Principle 4: Jesus the Man and God the Son are the same person – not the same nature

When we appreciate the radical difference between God and creatures, we realise that we need a different way of thinking about Jesus coming into the world. It’s less like him moving from one place to another and more like him adding an entirely different mode of existence.[2]

So, to use an example from C.S Lewis (and now Tim Keller) it’s like an author writing himself into his own book. The author and his character are not in one place or other; he’s not in two places at the same time. There’s no competition like that because the two realities are completely and utterly different.

Of course the analogy is imperfect: fictional characters aren’t real agents. But then our knowledge is imperfect too. We simply do not know how Jesus and God the Son can be the same person: we simply know that they are.

Principle 5: Jesus the man is God the Son

If Jesus is our Author appearing as a character in his own story then it means we can say two things that initially sound contradictory. We can say that he is “just another man”: his human life is a genuinely human life that obeys our human norms and limitations.

But we can also say that this man is God—not because his humanity is irradiated with divinity, but because this same person who stands among us is also, in his (completely other) native mode of existence, the one who sustains the universe and rules with the Father and Spirit in ineffable majesty and glory.

Principle 6: Jesus did his Work as Man and God

These two statements apply to everything Jesus did. We can say, for example, with Paul, that God purchased his church with his own blood (Acts 20:28)—NOT because God ceased to exist or because the Trinity became a Binity (see Principle 1) but because God the Son died in his human mode of existence.

Conversely, we can also say that Jesus the man deserves to be worshipped—NOT because creatures should be worshipped (though Jesus does earn new grounds for worship in his human life—c.f. Phil 2:9; Rev 5:9-12) but because this human creature is also God the Son.

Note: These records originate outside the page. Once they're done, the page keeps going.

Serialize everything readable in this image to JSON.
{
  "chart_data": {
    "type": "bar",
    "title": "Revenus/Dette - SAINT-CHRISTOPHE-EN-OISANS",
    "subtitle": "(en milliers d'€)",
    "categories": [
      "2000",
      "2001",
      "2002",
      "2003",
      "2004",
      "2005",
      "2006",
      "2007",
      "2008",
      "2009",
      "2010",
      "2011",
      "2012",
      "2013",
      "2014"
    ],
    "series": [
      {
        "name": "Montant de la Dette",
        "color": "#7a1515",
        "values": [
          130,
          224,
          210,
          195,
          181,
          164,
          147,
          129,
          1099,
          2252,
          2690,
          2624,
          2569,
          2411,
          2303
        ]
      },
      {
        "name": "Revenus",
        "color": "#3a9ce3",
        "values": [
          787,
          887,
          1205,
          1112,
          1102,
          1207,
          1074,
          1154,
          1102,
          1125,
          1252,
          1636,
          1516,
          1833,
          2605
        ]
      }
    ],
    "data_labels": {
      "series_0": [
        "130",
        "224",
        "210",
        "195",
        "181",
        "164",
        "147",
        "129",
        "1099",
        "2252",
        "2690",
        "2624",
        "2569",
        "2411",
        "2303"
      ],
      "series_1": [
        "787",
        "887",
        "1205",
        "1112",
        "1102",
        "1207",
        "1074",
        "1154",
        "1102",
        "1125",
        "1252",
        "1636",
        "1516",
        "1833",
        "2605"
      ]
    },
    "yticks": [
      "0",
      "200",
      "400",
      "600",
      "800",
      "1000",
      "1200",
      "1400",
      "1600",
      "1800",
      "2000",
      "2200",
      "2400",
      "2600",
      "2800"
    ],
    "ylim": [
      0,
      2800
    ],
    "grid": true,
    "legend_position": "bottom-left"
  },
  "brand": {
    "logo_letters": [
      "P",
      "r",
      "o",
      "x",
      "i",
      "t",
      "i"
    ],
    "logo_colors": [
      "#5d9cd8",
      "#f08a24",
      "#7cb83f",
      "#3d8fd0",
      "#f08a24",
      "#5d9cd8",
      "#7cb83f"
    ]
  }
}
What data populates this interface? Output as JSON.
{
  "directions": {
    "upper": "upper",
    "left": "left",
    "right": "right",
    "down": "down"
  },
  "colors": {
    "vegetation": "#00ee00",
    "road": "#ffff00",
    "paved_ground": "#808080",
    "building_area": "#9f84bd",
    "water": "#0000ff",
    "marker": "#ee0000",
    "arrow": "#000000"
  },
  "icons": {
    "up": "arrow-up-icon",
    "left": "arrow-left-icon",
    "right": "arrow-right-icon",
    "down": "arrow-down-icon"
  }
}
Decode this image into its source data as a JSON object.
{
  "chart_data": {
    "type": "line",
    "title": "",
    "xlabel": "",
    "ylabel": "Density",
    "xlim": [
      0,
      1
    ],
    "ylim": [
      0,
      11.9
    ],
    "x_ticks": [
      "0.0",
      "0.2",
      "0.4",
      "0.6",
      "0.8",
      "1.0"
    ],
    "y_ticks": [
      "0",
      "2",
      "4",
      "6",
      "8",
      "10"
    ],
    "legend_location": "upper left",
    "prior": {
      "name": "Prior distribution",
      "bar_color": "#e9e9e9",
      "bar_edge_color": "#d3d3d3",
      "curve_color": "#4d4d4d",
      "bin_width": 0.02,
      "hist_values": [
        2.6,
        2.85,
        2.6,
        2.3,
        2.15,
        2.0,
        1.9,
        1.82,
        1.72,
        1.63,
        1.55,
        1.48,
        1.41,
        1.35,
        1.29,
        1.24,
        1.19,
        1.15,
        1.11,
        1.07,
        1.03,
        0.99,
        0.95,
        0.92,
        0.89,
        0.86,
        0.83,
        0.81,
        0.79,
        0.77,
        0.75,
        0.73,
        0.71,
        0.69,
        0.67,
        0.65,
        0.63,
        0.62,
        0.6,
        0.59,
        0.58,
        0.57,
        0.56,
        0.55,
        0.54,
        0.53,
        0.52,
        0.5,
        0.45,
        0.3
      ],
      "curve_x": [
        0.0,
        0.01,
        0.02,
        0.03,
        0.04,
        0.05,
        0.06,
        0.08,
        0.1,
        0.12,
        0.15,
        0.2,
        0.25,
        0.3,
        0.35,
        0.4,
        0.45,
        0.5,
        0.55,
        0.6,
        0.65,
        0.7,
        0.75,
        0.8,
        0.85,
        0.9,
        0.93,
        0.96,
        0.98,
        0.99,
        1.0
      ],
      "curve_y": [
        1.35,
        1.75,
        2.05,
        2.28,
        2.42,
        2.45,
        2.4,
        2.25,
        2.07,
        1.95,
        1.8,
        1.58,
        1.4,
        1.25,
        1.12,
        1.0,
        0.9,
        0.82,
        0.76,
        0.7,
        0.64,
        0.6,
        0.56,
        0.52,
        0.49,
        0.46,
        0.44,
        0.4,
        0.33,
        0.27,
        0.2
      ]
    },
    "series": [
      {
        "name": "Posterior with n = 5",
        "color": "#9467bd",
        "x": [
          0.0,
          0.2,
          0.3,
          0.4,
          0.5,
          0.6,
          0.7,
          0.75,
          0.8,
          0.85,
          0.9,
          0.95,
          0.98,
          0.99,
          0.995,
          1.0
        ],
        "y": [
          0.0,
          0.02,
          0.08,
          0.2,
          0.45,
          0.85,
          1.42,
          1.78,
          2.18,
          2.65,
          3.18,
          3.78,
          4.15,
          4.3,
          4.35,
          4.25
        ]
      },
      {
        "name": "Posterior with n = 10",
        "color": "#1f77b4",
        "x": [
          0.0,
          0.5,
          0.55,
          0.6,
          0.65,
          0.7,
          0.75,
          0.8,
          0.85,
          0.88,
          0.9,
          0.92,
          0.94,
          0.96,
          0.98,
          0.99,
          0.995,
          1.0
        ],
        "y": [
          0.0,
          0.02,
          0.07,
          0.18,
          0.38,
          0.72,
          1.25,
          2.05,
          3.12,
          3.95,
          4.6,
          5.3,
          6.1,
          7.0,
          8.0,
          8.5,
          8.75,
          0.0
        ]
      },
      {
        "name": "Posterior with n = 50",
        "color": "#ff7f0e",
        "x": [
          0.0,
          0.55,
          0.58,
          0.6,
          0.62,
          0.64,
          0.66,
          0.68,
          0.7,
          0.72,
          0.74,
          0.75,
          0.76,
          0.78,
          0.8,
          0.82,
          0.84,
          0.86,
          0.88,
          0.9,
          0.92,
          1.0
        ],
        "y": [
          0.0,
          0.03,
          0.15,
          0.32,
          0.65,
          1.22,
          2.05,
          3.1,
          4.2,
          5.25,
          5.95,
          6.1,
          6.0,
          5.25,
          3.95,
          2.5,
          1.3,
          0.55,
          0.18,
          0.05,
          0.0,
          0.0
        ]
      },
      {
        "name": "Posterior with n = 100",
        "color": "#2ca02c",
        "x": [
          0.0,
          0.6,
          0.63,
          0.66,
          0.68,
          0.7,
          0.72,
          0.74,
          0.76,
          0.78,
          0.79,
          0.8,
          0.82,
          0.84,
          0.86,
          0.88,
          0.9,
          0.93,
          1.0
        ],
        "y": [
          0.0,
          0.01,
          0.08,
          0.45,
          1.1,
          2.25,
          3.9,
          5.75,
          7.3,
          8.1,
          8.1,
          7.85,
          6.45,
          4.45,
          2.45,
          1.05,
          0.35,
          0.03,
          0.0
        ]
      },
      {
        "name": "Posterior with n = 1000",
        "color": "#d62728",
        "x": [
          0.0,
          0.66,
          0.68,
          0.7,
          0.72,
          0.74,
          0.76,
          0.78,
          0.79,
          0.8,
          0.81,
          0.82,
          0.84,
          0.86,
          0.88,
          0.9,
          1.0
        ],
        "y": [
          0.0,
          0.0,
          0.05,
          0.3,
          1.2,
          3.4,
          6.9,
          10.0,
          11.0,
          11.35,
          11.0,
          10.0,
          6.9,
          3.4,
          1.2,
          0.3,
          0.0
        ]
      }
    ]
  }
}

Principle 7: We must recognise Jesus’ true humanity and his divine identity

Jesus was just a man. But Jesus wasn’t just any man. He was also God the Son

All the principles to this point show us that the declaration that Jesus was “just a man” is both true and inadequate. If we are talking about the man Jesus then there was no secret superpower at work. He was a man of God like other men of God. He spoke and did miracles by the Spirit like other prophets. Jesus was just a man.

But Jesus wasn’t just any man. He was also God the Son: same person; different mode of existence.

Conclusion

Word of Faith preachers sometimes espouse something that sounds like kenosis Christology. Those who criticise them sometimes slide into monophysitism—thinking that Jesus had to have his divine nature operating within his humanity.

We need to avoid both errors. We must insist that Jesus was a real man and also that he was God living as a man. Some of the things he did are for us to emulate; others bore witness to the fact that he—unique among men—was and remains the maker and sustainer of the universe. We need to study the Bible to help us see which is which.


[1] After the verb kenoó in Phil 2:7

[2] I am using the terminology of “one person in two modes of existence” rather than the usual “two natures in one person” because people tend to equate Jesus’ “person” with his human consciousness—leading back to the idea that he is a man with two natures inside him. My meaning is the same as that intended by the orthodox formula.